Sofia Parente, Veg Cities campaign coordinators says,
"We welcome this timely report and the recommendations. The report goes into some detail on the difficulties of people on lower incomes to afford a healthy diet and how poorer children eat less fruit and vegetables compared to their more affluent peers. Expanding the School Fruit and Vegetable Scheme too all children in primary school and sourcing more high standard British produce into the scheme would level off some of these inequalities in access to fresh fruit and vegetables in children and would provide a boost to British farmers."
Ruth Westcott, Sustain's co-ordinator for the Climate and Nature Emergency, says,
"Our food system is the single biggest cause of the climate and nature emergency and the strategy rightly says that government action is needed urgently. Concrete proposals are due in stage two and we look forward to some bold policies to switch our diets to more sustainably produced, seasonal fruit and veg and less but better meat and dairy, with public sector food the perfect place to start. There are a number of actions that government can take - today - to make our food system healthier, deliver better jobs, and give British people the kind of fair, green recovery that they overwhelmingly want. I outline five in a blog here"
"One aspect which is missing is fishing: The Fisheries Bill currently going through parliament is a framework upon which other legislation is designed to sit, and the National Food Strategy is an opportunity to do just that.

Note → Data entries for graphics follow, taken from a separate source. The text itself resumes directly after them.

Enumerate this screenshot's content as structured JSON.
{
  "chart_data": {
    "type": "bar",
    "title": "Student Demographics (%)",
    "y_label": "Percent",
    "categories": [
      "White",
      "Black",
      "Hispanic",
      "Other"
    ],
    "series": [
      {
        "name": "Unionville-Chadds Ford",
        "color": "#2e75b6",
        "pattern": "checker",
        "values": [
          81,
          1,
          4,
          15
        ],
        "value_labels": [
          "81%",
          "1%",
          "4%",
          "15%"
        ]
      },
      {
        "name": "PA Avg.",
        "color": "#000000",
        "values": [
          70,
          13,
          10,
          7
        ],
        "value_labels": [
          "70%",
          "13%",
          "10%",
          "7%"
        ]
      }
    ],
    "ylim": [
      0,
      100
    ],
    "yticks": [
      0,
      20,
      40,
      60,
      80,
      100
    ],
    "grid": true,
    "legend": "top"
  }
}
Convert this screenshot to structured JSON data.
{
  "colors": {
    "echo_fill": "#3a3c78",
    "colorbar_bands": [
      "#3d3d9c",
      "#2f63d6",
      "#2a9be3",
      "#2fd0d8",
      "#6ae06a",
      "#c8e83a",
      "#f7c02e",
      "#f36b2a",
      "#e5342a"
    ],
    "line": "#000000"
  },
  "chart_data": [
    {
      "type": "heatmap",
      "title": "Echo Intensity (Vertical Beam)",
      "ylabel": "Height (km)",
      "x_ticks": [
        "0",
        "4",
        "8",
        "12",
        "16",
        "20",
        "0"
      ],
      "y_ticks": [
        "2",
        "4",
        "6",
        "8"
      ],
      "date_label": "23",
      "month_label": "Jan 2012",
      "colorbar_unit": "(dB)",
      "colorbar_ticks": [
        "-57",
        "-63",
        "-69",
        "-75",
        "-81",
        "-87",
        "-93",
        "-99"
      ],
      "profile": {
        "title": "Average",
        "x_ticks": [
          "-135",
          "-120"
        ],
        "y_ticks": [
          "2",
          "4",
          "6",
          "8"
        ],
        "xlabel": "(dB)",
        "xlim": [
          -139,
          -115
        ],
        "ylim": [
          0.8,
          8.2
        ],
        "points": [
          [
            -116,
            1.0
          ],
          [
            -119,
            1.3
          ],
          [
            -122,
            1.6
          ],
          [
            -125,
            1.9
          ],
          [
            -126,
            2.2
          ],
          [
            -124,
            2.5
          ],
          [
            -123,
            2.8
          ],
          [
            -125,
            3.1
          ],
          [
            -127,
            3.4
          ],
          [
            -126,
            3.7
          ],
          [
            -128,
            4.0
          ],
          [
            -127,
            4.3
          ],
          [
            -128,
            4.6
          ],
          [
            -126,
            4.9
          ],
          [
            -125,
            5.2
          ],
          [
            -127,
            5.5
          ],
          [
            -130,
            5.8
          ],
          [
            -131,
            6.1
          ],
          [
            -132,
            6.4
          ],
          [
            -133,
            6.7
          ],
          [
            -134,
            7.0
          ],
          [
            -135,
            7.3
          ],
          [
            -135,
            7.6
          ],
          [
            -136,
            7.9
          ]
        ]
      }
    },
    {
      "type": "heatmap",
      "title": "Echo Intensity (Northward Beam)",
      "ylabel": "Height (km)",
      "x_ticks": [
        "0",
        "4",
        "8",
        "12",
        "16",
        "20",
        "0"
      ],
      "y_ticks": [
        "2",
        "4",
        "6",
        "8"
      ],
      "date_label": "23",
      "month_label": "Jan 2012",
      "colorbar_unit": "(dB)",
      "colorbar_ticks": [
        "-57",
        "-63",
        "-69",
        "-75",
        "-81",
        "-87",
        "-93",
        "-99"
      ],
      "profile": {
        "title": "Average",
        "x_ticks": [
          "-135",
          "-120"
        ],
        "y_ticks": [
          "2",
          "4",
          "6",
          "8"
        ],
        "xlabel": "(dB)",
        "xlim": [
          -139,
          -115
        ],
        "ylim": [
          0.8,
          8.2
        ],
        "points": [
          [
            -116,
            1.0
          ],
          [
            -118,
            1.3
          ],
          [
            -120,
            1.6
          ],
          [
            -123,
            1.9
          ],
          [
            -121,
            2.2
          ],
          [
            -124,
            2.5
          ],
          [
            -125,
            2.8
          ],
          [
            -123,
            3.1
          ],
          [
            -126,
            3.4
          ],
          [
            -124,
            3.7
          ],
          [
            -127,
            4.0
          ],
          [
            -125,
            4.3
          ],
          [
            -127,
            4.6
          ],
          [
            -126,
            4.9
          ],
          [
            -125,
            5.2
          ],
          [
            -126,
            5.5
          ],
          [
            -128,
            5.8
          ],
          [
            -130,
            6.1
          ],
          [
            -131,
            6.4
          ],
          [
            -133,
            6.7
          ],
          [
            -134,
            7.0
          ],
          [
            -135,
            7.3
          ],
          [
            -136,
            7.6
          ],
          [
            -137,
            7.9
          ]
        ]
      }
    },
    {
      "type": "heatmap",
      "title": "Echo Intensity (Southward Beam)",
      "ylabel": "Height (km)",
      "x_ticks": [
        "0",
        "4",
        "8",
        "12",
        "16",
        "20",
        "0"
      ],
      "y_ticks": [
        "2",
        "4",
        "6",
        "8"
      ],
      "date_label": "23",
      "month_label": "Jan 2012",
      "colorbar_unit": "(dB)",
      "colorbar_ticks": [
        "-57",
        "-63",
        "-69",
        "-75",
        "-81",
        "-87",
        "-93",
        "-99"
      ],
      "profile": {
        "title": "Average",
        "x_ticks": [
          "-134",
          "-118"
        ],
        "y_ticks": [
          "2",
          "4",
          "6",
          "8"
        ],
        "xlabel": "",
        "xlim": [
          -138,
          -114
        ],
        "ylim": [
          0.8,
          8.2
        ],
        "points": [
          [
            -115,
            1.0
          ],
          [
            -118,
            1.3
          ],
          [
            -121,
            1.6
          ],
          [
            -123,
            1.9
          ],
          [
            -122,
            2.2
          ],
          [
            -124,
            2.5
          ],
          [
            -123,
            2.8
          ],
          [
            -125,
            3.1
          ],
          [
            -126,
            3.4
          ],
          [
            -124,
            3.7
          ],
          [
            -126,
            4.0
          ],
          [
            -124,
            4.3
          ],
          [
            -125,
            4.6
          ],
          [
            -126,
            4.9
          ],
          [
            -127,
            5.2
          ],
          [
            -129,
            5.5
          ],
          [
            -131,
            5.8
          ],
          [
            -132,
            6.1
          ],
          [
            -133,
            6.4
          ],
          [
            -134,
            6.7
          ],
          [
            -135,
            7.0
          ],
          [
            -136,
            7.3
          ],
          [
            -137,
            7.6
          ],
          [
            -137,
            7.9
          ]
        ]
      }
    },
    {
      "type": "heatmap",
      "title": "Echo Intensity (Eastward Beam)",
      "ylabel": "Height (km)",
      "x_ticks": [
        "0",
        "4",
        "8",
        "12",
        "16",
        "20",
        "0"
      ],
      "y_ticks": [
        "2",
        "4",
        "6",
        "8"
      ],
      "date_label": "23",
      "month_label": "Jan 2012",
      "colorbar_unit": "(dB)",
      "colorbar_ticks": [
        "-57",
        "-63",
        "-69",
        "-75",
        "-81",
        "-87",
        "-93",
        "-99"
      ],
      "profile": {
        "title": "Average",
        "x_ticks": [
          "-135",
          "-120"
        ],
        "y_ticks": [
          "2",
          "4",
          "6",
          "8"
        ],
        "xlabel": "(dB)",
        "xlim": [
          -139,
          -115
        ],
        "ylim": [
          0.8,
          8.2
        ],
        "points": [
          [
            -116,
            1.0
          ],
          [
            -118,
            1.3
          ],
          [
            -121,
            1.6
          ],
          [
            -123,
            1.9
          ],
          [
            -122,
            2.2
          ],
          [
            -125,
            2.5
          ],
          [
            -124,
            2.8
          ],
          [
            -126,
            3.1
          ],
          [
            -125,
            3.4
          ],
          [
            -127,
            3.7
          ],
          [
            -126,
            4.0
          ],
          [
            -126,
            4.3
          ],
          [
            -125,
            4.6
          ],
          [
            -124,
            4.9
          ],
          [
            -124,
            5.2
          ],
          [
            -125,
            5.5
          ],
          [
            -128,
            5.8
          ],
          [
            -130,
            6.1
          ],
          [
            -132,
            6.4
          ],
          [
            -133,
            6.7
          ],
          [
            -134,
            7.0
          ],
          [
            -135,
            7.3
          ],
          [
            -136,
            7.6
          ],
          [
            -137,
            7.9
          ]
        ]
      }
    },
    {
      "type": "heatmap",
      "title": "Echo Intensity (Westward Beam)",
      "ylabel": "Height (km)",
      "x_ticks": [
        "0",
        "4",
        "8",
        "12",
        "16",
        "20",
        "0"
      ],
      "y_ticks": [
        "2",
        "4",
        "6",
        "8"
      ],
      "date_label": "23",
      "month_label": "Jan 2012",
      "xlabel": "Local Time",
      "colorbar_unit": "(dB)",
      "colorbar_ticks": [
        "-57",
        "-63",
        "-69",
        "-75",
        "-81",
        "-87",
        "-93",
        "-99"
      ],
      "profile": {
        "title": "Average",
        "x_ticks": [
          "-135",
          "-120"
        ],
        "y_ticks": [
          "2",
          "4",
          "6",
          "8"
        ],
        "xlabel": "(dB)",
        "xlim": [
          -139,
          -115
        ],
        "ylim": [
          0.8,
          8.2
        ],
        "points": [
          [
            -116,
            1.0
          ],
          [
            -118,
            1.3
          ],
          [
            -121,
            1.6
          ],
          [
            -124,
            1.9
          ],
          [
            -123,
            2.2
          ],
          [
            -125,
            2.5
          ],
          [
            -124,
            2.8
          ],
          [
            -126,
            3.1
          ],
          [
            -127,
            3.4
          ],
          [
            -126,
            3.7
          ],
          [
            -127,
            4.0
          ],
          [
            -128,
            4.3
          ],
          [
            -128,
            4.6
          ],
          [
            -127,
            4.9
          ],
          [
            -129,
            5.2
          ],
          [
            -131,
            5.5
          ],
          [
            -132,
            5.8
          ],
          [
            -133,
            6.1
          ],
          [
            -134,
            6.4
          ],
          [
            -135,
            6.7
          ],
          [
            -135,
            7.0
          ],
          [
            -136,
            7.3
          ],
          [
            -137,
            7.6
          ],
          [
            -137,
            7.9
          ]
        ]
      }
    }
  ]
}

We could make the UK's fisheries truly world-leading and produce much more of our own seafood by setting ourselves the ambitious but completely achievable goal of all UK fisheries being demonstrably sustainable. It would open new markets for our produce and give a much needed boost to coastal communities. All is needed is the vision and resources to do it."
Sustian's submissions to the National Food Strategy call for evidence, along with those of some Sustain members can be found here. Sustain also produced an overarching vision prior to this for what it believed should be included in a National food Strategy.
The report is available here.
National Food Strategy: Launched in two parts over 2020-2021, the National Food Strategy is an independent review commissioned by government to set out a vision and a plan for a better food system.